Элизабет, Томас и Глэдис выразили свое несогласие. Но тут Глэдис пришлось встать из-за стола: малышка Анриетта призывала мать громкими пронзительными воплями.
На десерт нам подали великолепный мускатный виноград. Коэн спросил, убеждены ли мы еще, что боги говорят в вечернем легком ветерке.
— Это почти неслышный шепот, — сказал Томас.
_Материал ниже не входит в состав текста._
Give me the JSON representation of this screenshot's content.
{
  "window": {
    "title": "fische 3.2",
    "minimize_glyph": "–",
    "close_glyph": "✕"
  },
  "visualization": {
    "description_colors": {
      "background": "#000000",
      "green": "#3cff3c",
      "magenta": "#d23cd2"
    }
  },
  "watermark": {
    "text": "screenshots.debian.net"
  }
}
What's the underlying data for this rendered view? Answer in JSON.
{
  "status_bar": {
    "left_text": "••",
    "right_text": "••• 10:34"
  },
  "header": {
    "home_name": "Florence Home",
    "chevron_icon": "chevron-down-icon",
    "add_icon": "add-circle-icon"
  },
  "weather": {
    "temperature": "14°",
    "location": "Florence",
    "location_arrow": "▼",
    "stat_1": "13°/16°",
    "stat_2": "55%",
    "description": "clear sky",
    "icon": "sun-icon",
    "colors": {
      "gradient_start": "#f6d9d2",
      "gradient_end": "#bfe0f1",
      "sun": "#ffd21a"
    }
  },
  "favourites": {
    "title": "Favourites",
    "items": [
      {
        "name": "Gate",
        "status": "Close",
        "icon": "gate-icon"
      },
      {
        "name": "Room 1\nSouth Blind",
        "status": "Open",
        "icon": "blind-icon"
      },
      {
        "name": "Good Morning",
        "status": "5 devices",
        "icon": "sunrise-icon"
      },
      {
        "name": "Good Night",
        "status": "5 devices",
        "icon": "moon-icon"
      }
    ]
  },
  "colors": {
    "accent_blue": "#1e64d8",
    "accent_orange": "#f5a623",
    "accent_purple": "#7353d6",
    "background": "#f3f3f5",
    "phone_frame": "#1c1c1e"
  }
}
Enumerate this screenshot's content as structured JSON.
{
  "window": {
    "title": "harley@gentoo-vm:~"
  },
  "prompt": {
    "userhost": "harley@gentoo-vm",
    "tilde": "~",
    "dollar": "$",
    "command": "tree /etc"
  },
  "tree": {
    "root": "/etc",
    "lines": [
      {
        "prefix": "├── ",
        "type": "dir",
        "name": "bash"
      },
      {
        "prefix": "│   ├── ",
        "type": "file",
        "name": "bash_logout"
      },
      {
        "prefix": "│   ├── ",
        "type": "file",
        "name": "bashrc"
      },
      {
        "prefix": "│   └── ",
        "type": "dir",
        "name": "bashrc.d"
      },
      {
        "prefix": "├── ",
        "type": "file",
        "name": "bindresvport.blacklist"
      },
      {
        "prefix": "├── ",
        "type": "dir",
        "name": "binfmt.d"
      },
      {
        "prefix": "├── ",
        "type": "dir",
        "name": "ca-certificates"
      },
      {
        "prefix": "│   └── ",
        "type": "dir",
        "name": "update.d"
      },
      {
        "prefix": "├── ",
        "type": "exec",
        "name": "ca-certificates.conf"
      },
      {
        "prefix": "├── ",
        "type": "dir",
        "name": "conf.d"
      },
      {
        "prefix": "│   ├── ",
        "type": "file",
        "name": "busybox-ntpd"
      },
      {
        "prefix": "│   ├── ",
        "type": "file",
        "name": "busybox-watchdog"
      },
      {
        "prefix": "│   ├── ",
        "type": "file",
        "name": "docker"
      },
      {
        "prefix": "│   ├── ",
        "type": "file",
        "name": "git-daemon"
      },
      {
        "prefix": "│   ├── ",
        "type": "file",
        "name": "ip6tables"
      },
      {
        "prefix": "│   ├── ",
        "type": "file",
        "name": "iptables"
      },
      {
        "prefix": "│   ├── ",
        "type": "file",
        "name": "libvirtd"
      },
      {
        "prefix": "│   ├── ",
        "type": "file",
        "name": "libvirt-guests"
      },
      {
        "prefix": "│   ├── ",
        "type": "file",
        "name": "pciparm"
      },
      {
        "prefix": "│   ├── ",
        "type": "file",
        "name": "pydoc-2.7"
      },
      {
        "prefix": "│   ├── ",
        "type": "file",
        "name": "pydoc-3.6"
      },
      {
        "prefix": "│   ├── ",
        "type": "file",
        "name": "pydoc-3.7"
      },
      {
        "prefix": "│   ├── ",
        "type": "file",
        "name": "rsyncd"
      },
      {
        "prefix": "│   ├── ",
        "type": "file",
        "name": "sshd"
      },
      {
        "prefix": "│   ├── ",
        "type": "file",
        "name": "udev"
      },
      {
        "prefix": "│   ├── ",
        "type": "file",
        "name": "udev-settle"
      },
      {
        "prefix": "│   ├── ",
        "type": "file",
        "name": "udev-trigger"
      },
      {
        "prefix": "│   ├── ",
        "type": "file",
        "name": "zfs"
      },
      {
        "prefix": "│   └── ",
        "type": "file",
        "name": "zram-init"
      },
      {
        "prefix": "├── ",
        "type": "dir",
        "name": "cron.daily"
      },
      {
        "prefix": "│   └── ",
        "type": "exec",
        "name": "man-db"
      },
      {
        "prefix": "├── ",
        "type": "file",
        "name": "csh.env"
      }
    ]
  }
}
За кофе Т. Э. Уинслидейл, слегка охмелев или, может быть, просто разнежившись от вина, процитировал нам слова Янь Цзы о том, что продолжительность самой долгой человеческой жизни равняется ста годам. Мы переглянулись. Вряд ли хоть один человек на тысячу достиг такого возраста. Мы облегченно вздохнули. Но, допустив, что кому-то это удалось, мы снова затаили дыхание. Период детства — когда беспомощность и зависимость от взрослых столь велика, что требует их внимания днем и ночью; период старости — годы безнадежной физической немощи и умственной слабости, годы существования только с посторонней помощью, — оба они занимают добрую половину пресловутых ста лет. Ночи, проведенные во сне или в бесполезном бодрствовании, заменяющем или ограничивающем сон, занимают половину от оставшейся половины. А ведь есть еще страдания и болезни — и вот нам уже остается лишь четверть, траур по умершим и прочие печали, — и нам остается лишь половина от половины от половины этой сотни, то есть почти ничего. Я начал путаться в подсчетах. В конце концов жалкий трехлетний остаток, в течение которого можно было бы свободно наслаждаться жизнью, если его очистить от скуки и всяких забот, свелся к одному-единственному часу.